My human biological existence, I never questioned that. I loved my wife, my progeny, some of my acquaintances. I fed on their love.

I suspect in their own human cosmologies, they were world-spiders too. Love was flies. Prayers were prayed for the fly community to prosper, to produce a steady supply of sacrifices. That is a gruesome metaphor but life is a gruesome metaphor. I ate and was eaten, I was love. I was also flies.

There was one very hard moment. A close friend of mine—we were out for drinks—says to me, you shouldn’t be a cake. Make cakes instead, if you’re hung up on cake. Become anything but a cake. Become an animal or a ghost, become a box of crackers. Cakes? Cakes are the worst, he said. Think about how caught up in themselves cakes are, how insular and low-stakes the cakecommunity is.

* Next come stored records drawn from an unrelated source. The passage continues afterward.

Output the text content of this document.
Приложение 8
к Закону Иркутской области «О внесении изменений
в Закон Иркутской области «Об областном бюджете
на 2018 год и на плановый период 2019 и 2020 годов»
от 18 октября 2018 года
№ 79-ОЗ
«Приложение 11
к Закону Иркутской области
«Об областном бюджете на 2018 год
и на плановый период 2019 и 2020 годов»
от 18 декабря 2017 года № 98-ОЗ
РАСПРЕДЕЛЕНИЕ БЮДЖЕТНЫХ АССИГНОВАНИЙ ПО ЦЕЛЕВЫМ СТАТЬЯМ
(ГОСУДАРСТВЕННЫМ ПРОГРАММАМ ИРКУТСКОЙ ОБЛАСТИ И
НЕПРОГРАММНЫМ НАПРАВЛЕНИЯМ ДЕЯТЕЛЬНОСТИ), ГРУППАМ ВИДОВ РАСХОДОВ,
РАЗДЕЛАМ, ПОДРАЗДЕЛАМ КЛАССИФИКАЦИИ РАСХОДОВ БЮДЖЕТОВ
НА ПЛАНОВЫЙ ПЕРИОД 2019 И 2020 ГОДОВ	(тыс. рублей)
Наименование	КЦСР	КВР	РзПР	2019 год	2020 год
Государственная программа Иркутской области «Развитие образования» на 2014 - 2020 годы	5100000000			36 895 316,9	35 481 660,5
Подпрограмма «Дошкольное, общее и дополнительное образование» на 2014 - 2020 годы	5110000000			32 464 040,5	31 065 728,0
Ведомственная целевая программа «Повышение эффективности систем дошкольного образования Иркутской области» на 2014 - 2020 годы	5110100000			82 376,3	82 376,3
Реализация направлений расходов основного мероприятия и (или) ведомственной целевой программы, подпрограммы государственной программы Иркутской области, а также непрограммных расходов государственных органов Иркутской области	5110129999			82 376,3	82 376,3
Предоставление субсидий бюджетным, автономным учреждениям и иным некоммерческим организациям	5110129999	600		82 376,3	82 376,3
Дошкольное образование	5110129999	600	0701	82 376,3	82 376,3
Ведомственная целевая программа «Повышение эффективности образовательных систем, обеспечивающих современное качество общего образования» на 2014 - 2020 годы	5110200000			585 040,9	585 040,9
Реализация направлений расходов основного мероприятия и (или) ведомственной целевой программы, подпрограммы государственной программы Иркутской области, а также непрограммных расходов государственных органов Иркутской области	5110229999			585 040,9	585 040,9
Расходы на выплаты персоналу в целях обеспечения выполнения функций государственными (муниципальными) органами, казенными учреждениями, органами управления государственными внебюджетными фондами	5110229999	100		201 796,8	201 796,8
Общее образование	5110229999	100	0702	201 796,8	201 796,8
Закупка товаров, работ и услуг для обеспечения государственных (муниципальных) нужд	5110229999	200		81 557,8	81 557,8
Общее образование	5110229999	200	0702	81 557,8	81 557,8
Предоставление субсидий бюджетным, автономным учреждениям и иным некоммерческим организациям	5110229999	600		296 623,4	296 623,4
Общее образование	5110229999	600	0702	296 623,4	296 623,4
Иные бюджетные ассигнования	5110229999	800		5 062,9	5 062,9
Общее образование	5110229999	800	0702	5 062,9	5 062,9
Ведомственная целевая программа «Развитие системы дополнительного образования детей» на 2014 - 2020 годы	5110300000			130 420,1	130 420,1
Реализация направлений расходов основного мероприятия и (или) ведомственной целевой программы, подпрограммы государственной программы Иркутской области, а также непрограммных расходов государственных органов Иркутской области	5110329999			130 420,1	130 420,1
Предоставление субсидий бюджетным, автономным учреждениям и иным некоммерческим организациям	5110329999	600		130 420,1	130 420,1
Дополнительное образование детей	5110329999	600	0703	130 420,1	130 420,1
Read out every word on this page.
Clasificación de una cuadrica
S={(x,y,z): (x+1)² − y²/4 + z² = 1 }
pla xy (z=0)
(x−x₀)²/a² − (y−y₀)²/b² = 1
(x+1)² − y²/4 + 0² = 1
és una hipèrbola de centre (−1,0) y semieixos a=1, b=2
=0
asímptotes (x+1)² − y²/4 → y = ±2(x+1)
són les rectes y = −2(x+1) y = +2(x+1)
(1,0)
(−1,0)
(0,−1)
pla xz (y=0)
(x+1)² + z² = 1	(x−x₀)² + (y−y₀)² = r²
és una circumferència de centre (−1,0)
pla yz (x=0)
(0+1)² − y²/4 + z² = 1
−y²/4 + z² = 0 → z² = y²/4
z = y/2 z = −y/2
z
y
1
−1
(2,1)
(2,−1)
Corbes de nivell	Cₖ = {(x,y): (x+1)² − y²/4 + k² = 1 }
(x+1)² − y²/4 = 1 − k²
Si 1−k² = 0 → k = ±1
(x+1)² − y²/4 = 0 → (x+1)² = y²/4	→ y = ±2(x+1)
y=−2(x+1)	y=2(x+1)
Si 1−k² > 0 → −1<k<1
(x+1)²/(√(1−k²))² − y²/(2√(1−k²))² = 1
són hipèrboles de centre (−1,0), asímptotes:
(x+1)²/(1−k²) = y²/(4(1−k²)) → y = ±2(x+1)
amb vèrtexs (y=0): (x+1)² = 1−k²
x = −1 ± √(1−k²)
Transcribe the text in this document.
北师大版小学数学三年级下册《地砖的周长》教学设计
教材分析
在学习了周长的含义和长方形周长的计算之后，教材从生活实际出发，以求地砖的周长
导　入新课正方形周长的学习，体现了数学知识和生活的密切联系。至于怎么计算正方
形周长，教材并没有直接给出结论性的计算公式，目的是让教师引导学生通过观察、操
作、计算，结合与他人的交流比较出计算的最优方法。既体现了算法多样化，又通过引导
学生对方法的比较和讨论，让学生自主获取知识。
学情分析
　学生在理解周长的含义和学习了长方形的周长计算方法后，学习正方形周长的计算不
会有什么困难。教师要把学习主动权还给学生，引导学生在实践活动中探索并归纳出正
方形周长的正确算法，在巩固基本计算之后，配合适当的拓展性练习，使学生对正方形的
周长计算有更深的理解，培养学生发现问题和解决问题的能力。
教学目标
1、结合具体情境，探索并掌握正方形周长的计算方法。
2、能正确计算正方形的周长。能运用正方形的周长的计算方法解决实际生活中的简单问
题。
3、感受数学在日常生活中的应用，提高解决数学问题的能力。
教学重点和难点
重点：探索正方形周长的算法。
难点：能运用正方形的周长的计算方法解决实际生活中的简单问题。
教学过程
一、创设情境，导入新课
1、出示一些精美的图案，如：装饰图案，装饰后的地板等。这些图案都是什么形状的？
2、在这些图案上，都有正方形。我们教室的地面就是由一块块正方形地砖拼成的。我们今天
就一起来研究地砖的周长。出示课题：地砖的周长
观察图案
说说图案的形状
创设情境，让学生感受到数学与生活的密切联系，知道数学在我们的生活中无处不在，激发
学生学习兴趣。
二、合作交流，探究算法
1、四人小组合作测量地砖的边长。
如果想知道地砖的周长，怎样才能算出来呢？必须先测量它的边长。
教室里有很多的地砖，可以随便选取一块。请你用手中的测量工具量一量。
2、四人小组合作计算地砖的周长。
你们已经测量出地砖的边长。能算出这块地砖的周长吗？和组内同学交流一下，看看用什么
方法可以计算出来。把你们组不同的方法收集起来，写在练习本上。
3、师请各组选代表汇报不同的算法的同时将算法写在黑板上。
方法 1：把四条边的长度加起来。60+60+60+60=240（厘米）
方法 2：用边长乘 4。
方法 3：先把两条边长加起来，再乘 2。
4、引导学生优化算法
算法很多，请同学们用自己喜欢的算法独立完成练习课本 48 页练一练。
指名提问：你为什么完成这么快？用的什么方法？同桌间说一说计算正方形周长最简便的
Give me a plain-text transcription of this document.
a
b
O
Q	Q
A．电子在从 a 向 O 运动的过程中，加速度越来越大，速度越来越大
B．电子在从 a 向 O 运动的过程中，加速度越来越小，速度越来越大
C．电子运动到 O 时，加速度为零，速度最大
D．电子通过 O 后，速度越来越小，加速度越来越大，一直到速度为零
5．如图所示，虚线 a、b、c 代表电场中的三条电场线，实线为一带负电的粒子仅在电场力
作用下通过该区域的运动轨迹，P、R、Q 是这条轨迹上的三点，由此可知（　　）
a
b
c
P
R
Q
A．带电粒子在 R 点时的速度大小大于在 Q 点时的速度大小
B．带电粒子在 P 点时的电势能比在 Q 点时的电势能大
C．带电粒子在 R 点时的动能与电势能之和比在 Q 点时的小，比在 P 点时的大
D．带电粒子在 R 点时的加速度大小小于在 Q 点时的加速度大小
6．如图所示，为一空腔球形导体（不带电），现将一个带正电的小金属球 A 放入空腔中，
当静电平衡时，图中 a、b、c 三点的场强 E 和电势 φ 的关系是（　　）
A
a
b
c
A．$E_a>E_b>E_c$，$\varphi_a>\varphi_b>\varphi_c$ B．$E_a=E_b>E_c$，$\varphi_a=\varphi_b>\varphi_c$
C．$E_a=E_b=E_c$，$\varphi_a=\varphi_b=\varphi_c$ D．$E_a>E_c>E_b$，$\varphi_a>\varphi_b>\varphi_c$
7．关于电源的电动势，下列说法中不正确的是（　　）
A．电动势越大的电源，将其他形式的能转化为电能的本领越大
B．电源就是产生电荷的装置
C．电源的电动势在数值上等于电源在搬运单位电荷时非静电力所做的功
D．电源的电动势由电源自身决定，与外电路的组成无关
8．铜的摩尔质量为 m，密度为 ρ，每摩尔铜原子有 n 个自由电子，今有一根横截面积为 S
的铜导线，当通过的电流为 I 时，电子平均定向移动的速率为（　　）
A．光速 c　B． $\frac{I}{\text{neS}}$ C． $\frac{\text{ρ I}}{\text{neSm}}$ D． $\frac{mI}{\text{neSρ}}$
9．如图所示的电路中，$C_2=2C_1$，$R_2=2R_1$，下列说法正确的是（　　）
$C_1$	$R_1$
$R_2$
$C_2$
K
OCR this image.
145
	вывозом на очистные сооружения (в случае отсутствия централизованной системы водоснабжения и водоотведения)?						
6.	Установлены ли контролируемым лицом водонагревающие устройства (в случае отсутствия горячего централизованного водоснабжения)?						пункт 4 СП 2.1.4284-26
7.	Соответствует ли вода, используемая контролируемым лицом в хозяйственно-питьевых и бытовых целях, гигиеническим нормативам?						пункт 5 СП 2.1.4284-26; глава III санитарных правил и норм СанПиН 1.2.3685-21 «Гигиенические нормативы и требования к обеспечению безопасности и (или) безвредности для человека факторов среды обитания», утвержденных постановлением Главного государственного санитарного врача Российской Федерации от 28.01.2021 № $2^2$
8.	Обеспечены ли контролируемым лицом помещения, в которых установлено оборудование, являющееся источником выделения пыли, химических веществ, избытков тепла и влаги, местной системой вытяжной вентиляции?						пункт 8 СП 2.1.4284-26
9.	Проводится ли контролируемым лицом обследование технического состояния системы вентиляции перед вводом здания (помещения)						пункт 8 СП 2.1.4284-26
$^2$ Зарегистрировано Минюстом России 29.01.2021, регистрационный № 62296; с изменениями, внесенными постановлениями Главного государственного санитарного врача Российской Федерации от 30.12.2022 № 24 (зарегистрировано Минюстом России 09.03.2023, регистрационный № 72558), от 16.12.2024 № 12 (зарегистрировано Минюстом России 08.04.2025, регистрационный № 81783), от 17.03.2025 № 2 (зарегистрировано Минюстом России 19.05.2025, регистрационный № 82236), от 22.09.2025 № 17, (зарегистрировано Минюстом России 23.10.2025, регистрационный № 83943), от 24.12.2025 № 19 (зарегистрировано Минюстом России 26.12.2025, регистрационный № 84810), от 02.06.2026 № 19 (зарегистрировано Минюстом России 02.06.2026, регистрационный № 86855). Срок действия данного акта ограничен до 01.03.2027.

Who, he asked, wants to do their time in that shitty prison? Who wants to be a mound of ingredients and then sit there in a pan and become this inane treat, go through that sordid transformation from a tub of glop into this terrible uterine thing and then they paint you like a cheap rotten god? My friend actually says all of this to me in the middle of some random downtown bar. He says, Don’t get caught up in cake life. I nodded like I was hearing him, like his points were flies to sustain me, like he wasn’t eating my only serious dream.